Between October 2011 and September 2012, three major NSW-based industrial electricity users (Port Kembla steelworks, Kurri Kurri aluminium smelter and Clyde oil refinery) were partially or completely shut down. These closures removed about 3.6 TWh of annual electricity consumption from the NEM, about 10% of the 37 TWh shortfall. However, detailed analysis of National Greenhouse and Energy Reporting System (NGERS) annual reports of the 100 largest electricity-using businesses shows that electricity consumption from 2010-2012 was relatively constant for all companies other than those linked to the above closures.

Meanwhile, ABS data of value added by each economic sector in Australia conveys a similar picture; that manufacturing output in real terms has been fairly constant. According to Dr Saddler, this means “manufacturing is gradually declining as a share of the total economy, but is not markedly declining in absolute terms”.

Historically, Australian output of primary metals, such as aluminium and other electricity-intensive commodities, has grown steadily. However, since 2006, there has been no growth in output; and in recent years, absolute decline.

The lack of growth in output of electricity-intensive commodities is contributing to the lack of demand for electricity, amounting to about 14% of the 37 TWh shortfall. In contrast, declining manufacturing output is not causing an absolute fall in demand. The growth in output from rooftop photovoltaics and other small, distributed generators has contributed about 13% of the shortfall.

Consumer response

From 2010 to 2013, a widening gap between the modelled demand for electricity services and the historical projected demand emerges. This gap can be accounted for by introducing consumer response to higher electricity prices to the model, explaining 19% of the demand gap in 2013.

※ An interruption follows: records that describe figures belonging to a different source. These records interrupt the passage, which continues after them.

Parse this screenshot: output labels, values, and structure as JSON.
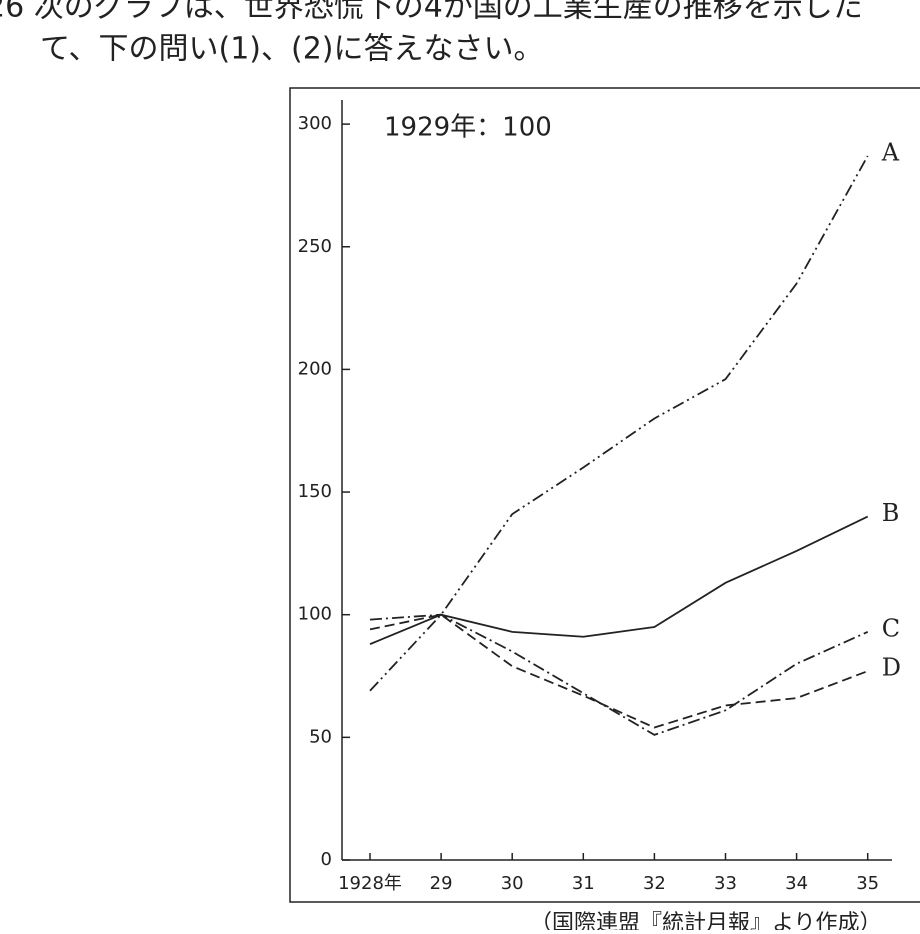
{
  "question": [
    "26 次のグラフは、世界恐慌下の4か国の工業生産の推移を示した",
    "て、下の問い(1)、(2)に答えなさい。"
  ],
  "chart_data": {
    "type": "line",
    "annotation": "1929年：100",
    "categories": [
      "1928年",
      "29",
      "30",
      "31",
      "32",
      "33",
      "34",
      "35"
    ],
    "ylim": [
      0,
      310
    ],
    "yticks": [
      0,
      50,
      100,
      150,
      200,
      250,
      300
    ],
    "series": [
      {
        "name": "A",
        "color": "#222222",
        "values": [
          69,
          100,
          141,
          160,
          180,
          196,
          235,
          287
        ]
      },
      {
        "name": "B",
        "color": "#222222",
        "values": [
          88,
          100,
          93,
          91,
          95,
          113,
          126,
          140
        ]
      },
      {
        "name": "C",
        "color": "#222222",
        "values": [
          98,
          100,
          85,
          68,
          51,
          61,
          80,
          93
        ]
      },
      {
        "name": "D",
        "color": "#222222",
        "values": [
          94,
          100,
          79,
          67,
          54,
          63,
          66,
          77
        ]
      }
    ]
  },
  "source": "（国際連盟『統計月報』より作成）"
}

Consumers responded abruptly to the higher prices in 2010. In the same year, the possible effect of a carbon price on electricity prices became a national issue and increasing political attention was also paid to the rapid price increases that were taking place, mainly because of higher network costs.

“The hypothesis is that the political attention being paid to electricity prices led consumers to pay more attention than they had previously done to their expenditure on electricity. When they did, they responded by reducing their consumption, so as to limit what they were spending, and the outcome showed up strongly in the total electricity demand figures from 2011 on,” said Dr Saddler.

Evidence to support the latter contention is found in the latest ABS Energy Account, from which it can be calculated that real average annual household expenditure on electricity grew strongly until 2009-10, since when it has barely increased despite continuing increases in electricity prices.

“It appears that residential electricity consumers have managed to almost completely offset the effect of higher prices on their household budgets by reducing consumption,” said Dr Saddler.

Changing weather

It has been suggested that Australia’s summer weather has been milder over the past few years. Therefore, less electricity was being consumed for air conditioning, causing a reduction in total demand.

Analysis of all NEM states over each summer and winter from 2005 to 2013 showed that the relationship between seasonal electricity consumption and the severity of seasonal weather has followed the same trend as total electricity demand.

Comparable seasonal weather over the past three or four years has been associated with progressively lower electricity. Milder weather may affect year-on-year changes in consumption, but it is not driving the longer term downward trend in demand.

The logical conclusion of the complete findings is that although growth in electricity consumption may resume in the next few years, it will be at much lower annual rates than those that prevailed for more than a century up to about 2004.